Kaşları çatılan adam sinirle solusa da ses etmedi. Biliyordu. Bunların hepsi olacaktı ama sonunda bitecekti. Bitmeliydi. Öyle ya da böyle. Zaman gerekiyordu elbette ama o zaman ne vakit olurdu emin değildi.
Çetin ile Aslı yola çıktığında genç kız sessizdi. Eve yanaştıklarında ise kendinden yükselen hastane kokusu ile yüzünü buruşturdu. Biraz çekinceli bir tavırla sordu.
“Abi önce eve uğrasak olur mu? Benim eşya almam lazım. Üstüm başım ilaç kokuyor midem kalktı.”
“Olur abim. Çıkalım.”
Köye yarım saate çıktılar. Eve girdiklerinde salonun ışığı yanıyordu. Aslı direkt odasına çıkmak istedi ama Hilmi Bey’in “Aslı, kızım” demesi ile o yana doğru yürüdü.
Adamın yaşlarla kızarmış mavilerine bakınca içi acıdı. Anne baba acısı fenaydı. O da yaşamıştı. Yaş kaç olursa olsun evlatlara bir şey olduğunda büyükler büyüklere bir şey olduğunda ise evlatlar yıkılıyordu.
Yanına pat pat vurup “Gel kızım” diyen adamla ilerledi ve oturdu.
“Nasıl oldun kızım?”
“İyiyim Hilmi baba. Sen nasılsın? Nenemi öğrendim. Ama inanıyorum ki ona bir şey olmayacak. Karadeniz kadını eski toprak o küçük şeyler yıkamaz değil mi?”
Yaşlı adam babacan bir tavırla gülümsedi. Başını sallarken keder resmen cam kırıkları gibi üzerinden dökülüyordu.
“Yıkılmaz elbette. Anam bu dünya da gördüğüm en güçlü insanlardan biri. Ama yine de insan korkuyormuş. Onu anladım.”
“Bilirim o korkuyu.”
Bir süre sustular.
“Çok yaktık canını değil mi? Çok acıttık seni.”
Aslı başını olumsuz anlamda salladı.
“Siz değil. Eğer siz yaptınız dersem Allah çarpar beni. Onca zaman bu evde size gelinlik kızlık ettim. Allah var tek bir kötü lafınızı işitmedim. Evlatlarınızdan ayırmadınız beni. O konuda hakkınızı asla ödeyemem.”
Hilmi Bey sakalını sıvazladı.
“Ama oğlum canını çok yaktı.”
“Geçti gitti artık.”
“Hakkını helal eder misin bize? Her şeye rağmen hala ailen görür müsün?”
Genç kız acı acı gülümsedi.
“Acıdır ama sizden başka kimsem yok. Siz benim ailemsiniz. Ben burada olsam da olmasam da.”
O an Hilmi kızın gideceğini anladı. Dur demedi. Gitme demedi. Sadece kolunu kızın omuzuna sardı ve tıpkı kızı Ayşe’yi kucaklar gibi onu kucakladı. Saçlarını öptü.
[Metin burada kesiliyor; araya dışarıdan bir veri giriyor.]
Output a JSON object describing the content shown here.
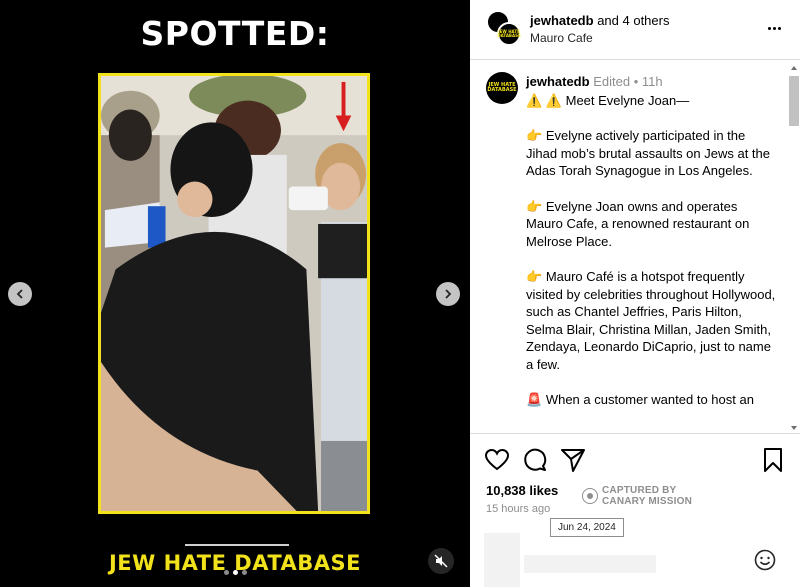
{
  "media": {
    "overlay_title": "SPOTTED:",
    "brand_text": "JEW HATE DATABASE",
    "slide_count": 3,
    "active_slide": 2,
    "accent_color": "#f2e21b",
    "background_color": "#000000",
    "icons": {
      "prev": "chevron-left-icon",
      "next": "chevron-right-icon",
      "mute": "speaker-muted-icon",
      "annotation": "red-arrow-down-icon"
    }
  },
  "header": {
    "username": "jewhatedb",
    "collaborators_text": " and 4 others",
    "location": "Mauro Cafe",
    "avatar_text": "JEW HATE DATABASE",
    "more_icon": "more-horizontal-icon"
  },
  "caption": {
    "username": "jewhatedb",
    "edited_label": "Edited",
    "separator": " •",
    "age": "11h",
    "avatar_text": "JEW HATE DATABASE",
    "intro_emoji": "⚠️ ⚠️",
    "intro_text": "Meet Evelyne Joan—",
    "bullet_emoji": "👉",
    "paragraphs": [
      "Evelyne actively participated in the Jihad mob’s brutal assaults on Jews at the Adas Torah Synagogue in Los Angeles.",
      "Evelyne Joan owns and operates Mauro Cafe, a renowned restaurant on Melrose Place.",
      "Mauro Café is a hotspot frequently visited by celebrities throughout Hollywood, such as Chantel Jeffries, Paris Hilton, Selma Blair, Christina Millan, Jaden Smith, Zendaya, Leonardo DiCaprio, just to name a few."
    ],
    "last_emoji": "🚨",
    "last_text_visible": "When a customer wanted to host an"
  },
  "actions": {
    "like_icon": "heart-icon",
    "comment_icon": "comment-icon",
    "share_icon": "send-icon",
    "save_icon": "bookmark-icon",
    "likes_text": "10,838 likes",
    "time_ago": "15 hours ago",
    "captured_line1": "CAPTURED BY",
    "captured_line2": "CANARY MISSION",
    "captured_logo": "canary-mission-logo",
    "tooltip_date": "Jun 24, 2024"
  },
  "comment": {
    "emoji_icon": "smiley-icon"
  }
}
Gözünden düşen damlaların o saçlara düşmesini sağladı. Ardından geri çekilip sessizce kalktı ve odasına çıktı. Aslı da odaya çıktı. Kapıyı açtığında komodinin üzerindeki ışık açıktı. Yatağın ortasında iki büklüm olmuş bir beden yatıyordu. Kollarındaki bebeğine sıkı sıkıya sarılmıştı. Küçük omuzları sarsılıyordu. Ağlıyordu belli ki. Bu Yavuz’un kızıydı.
Başta durumu anlamadı ama odasından çıkan Ayşe’nin “Aslım, halacım neredesin?” diye bağırması ile buz kesti. Aslım. Kızın adı buydu.
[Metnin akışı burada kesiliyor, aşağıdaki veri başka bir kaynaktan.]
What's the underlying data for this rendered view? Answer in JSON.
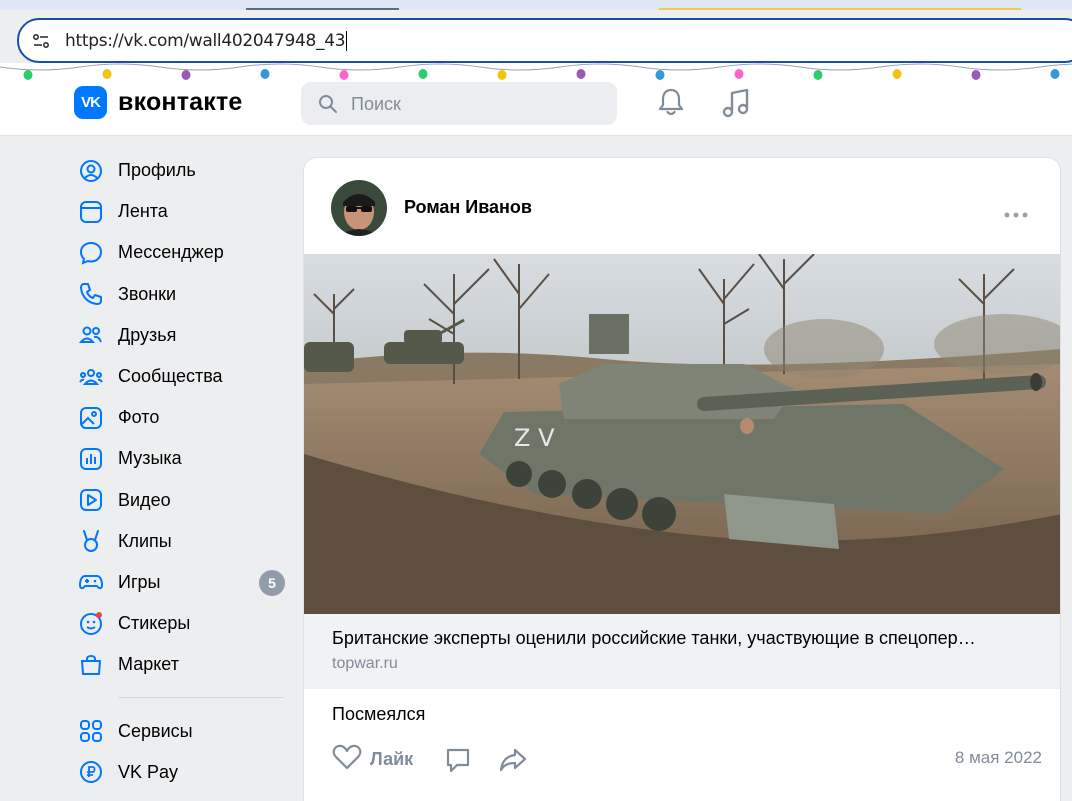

Odaya girdiği an başını bebeğinin üzerinden kaldıran kız “Abla, sen mi geldin? Babam da gelecek mi? Ben kabus gördüm çok korktum. Babamı istiyorum.” diye daha fazla ağlamaya başladığında genç kız yutkunamadı. Ağır adımlarla yatağa yanaştı. Kızarmış mavileri, dağılmış sarı saçları öylece izledi. Aslım ise hiç beklemeden kalkıp Aslı’nın boynuna sarıldı.
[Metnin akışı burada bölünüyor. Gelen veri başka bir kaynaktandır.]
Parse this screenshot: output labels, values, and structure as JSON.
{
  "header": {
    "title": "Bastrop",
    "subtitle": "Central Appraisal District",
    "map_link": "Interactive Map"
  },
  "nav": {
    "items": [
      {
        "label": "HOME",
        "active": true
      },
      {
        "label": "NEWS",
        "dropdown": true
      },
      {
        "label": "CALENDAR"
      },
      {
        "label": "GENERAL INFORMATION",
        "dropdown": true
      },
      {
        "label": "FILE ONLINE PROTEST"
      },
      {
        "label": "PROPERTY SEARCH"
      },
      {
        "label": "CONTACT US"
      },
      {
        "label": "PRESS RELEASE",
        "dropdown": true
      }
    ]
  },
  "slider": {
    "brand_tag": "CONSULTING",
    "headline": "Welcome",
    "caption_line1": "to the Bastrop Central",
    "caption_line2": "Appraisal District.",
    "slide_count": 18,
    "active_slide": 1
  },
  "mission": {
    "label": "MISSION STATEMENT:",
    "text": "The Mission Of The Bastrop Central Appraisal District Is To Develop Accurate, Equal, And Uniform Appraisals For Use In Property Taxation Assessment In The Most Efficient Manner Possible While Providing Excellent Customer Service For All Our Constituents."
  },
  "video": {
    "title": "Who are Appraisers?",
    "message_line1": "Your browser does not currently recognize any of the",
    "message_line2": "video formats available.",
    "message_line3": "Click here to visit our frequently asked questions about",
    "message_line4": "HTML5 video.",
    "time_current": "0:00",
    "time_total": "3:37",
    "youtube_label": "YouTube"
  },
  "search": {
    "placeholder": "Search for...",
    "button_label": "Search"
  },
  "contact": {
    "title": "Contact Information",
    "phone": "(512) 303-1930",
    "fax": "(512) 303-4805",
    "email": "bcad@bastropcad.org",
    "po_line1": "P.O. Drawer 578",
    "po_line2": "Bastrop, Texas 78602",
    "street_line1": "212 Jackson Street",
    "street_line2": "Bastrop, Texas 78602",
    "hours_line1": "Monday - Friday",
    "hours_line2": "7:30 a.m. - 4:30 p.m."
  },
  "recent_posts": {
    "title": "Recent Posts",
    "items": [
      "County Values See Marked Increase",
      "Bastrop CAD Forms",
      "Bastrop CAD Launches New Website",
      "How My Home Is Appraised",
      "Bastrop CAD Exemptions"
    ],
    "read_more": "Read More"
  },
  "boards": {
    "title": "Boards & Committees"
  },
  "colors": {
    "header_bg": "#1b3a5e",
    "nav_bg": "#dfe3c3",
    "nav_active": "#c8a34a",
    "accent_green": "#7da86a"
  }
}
Hala küçük hıçkırıkları yeri yerindeyken “Çok korktum. Çok kötüydü kabus abla. Babam da gidiyordu. Annem gibi babam da gidiyordu. Yetişemedim ona.” diye boğuk bir tonla mırıldanıyordu. Yaralı eline rağmen ona sarılmaya başladığını ve saçlarını okşayıp “Geçti. Korkma tamam mı” dediğinin bile farkında değildi. Kocası ile olması gereken yatakta belki de kendi çocuklarını teselli etmesi gereken yerde şimdi onun başkasından olma çocuğunu sakinleştiriyordu. Esas kâbusun ta kendi bu değil miydi?